How painful is the surgery?
Since the doctor would probably inject a local anesthetic, there should be no pain experienced during the surgery itself. Of course, since a ligament might be cut to release tension, there might be quite a bit of pain afterward. There would also be some discomfort from the incisions and sutures made.
Pain after the surgery?
Plantar fasciitis surgery involves opening up a body part. Hence, it is very likely that even if the plantar fasciitis pain goes away, the pain of the surgery will remain for some time. For this, your doctor may prescribe some pain medication.

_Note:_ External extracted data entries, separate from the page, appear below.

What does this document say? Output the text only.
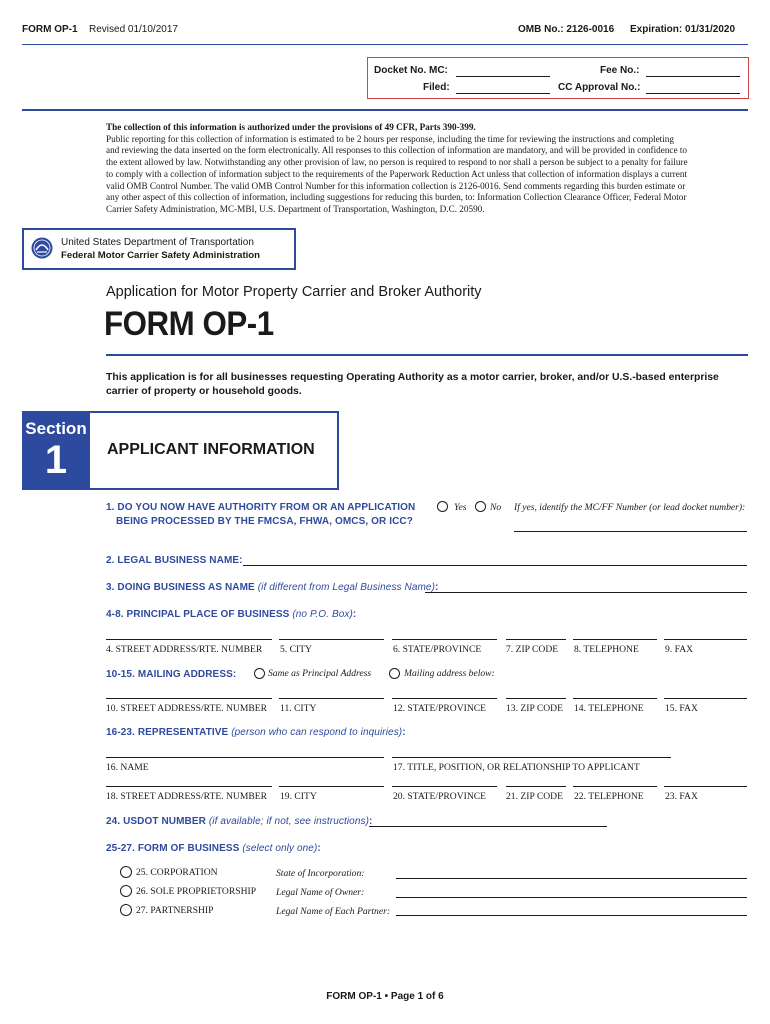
FORM OP-1 Revised 01/10/2017	OMB No.: 2126-0016 Expiration: 01/31/2020
Docket No. MC:	Fee No.:
Filed:	CC Approval No.:
The collection of this information is authorized under the provisions of 49 CFR, Parts 390-399.
Public reporting for this collection of information is estimated to be 2 hours per response, including the time for reviewing the instructions and completing
and reviewing the data inserted on the form electronically. All responses to this collection of information are mandatory, and will be provided in confidence to
the extent allowed by law. Notwithstanding any other provision of law, no person is required to respond to nor shall a person be subject to a penalty for failure
to comply with a collection of information subject to the requirements of the Paperwork Reduction Act unless that collection of information displays a current
valid OMB Control Number. The valid OMB Control Number for this information collection is 2126-0016. Send comments regarding this burden estimate or
any other aspect of this collection of information, including suggestions for reducing this burden, to: Information Collection Clearance Officer, Federal Motor
Carrier Safety Administration, MC-MBI, U.S. Department of Transportation, Washington, D.C. 20590.
United States Department of Transportation
Federal Motor Carrier Safety Administration
Application for Motor Property Carrier and Broker Authority
FORM OP-1
This application is for all businesses requesting Operating Authority as a motor carrier, broker, and/or U.S.-based enterprise
carrier of property or household goods.
Section
1	APPLICANT INFORMATION
1. DO YOU NOW HAVE AUTHORITY FROM OR AN APPLICATION
BEING PROCESSED BY THE FMCSA, FHWA, OMCS, OR ICC?
Yes No If yes, identify the MC/FF Number (or lead docket number):
2. LEGAL BUSINESS NAME:
3. DOING BUSINESS AS NAME (if different from Legal Business Name):
4-8. PRINCIPAL PLACE OF BUSINESS (no P.O. Box):
4. STREET ADDRESS/RTE. NUMBER 5. CITY	6. STATE/PROVINCE	7. ZIP CODE 8. TELEPHONE	9. FAX
10-15. MAILING ADDRESS:	Same as Principal Address	Mailing address below:
10. STREET ADDRESS/RTE. NUMBER 11. CITY	12. STATE/PROVINCE 13. ZIP CODE 14. TELEPHONE 15. FAX
16-23. REPRESENTATIVE (person who can respond to inquiries):
16. NAME	17. TITLE, POSITION, OR RELATIONSHIP TO APPLICANT
18. STREET ADDRESS/RTE. NUMBER 19. CITY	20. STATE/PROVINCE 21. ZIP CODE 22. TELEPHONE 23. FAX
24. USDOT NUMBER (if available; if not, see instructions):
25-27. FORM OF BUSINESS (select only one):
25. CORPORATION	State of Incorporation:
26. SOLE PROPRIETORSHIP Legal Name of Owner:
27. PARTNERSHIP	Legal Name of Each Partner:
FORM OP-1 • Page 1 of 6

Time, icing, proper arch support, and physical therapy would all contribute towards getting rid of the surgery pain as soon as possible. However, the pain from plantar fasciitis may not completely fade away. You may still feel a slight ache in your feet, especially early in the morning.
Can plantar fasciitis come back after surgery?

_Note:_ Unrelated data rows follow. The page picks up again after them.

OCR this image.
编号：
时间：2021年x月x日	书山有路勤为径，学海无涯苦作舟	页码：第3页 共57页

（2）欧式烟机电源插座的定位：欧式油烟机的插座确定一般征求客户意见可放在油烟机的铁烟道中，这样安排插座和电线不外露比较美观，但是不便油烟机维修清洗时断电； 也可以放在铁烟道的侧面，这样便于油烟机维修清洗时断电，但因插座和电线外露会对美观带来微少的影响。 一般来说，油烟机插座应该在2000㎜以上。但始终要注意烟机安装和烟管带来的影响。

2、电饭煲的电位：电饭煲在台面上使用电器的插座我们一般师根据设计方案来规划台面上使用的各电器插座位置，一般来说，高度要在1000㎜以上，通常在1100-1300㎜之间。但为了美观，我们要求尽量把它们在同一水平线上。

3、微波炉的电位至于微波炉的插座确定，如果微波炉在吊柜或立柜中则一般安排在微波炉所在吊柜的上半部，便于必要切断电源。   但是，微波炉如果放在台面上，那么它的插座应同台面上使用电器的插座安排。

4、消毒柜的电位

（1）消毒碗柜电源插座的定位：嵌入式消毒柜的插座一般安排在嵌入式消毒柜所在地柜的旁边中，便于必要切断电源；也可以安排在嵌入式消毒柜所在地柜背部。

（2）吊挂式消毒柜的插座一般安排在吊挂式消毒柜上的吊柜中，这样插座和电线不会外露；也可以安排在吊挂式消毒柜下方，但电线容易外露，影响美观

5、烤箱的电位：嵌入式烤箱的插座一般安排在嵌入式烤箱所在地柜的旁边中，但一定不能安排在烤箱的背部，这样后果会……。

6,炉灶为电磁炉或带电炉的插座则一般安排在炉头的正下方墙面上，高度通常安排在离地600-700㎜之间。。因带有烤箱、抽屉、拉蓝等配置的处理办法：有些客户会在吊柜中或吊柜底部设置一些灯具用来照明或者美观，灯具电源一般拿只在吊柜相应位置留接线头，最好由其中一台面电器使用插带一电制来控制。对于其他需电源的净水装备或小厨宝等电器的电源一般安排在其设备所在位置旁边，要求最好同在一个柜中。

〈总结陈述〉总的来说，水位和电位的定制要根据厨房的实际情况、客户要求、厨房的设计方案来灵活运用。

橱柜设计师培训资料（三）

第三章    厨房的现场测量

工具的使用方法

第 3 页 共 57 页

While there have been instances of repeat surgeries with plantar fasciitis, those are a very small minority of cases. You may get scared by failure reports of such surgeries online. However, these reports are usually by a very tiny percentage of the people who have undergone the surgery. Plus, they probably had other health problems or were careless with their foot, thereby triggering the condition again.
It is possible that your condition might come back, but one can take intelligent precautions against it. The icing, stretching, and other after-care techniques described above are a step towards making sure your plantar fasciitis doesn’t come back.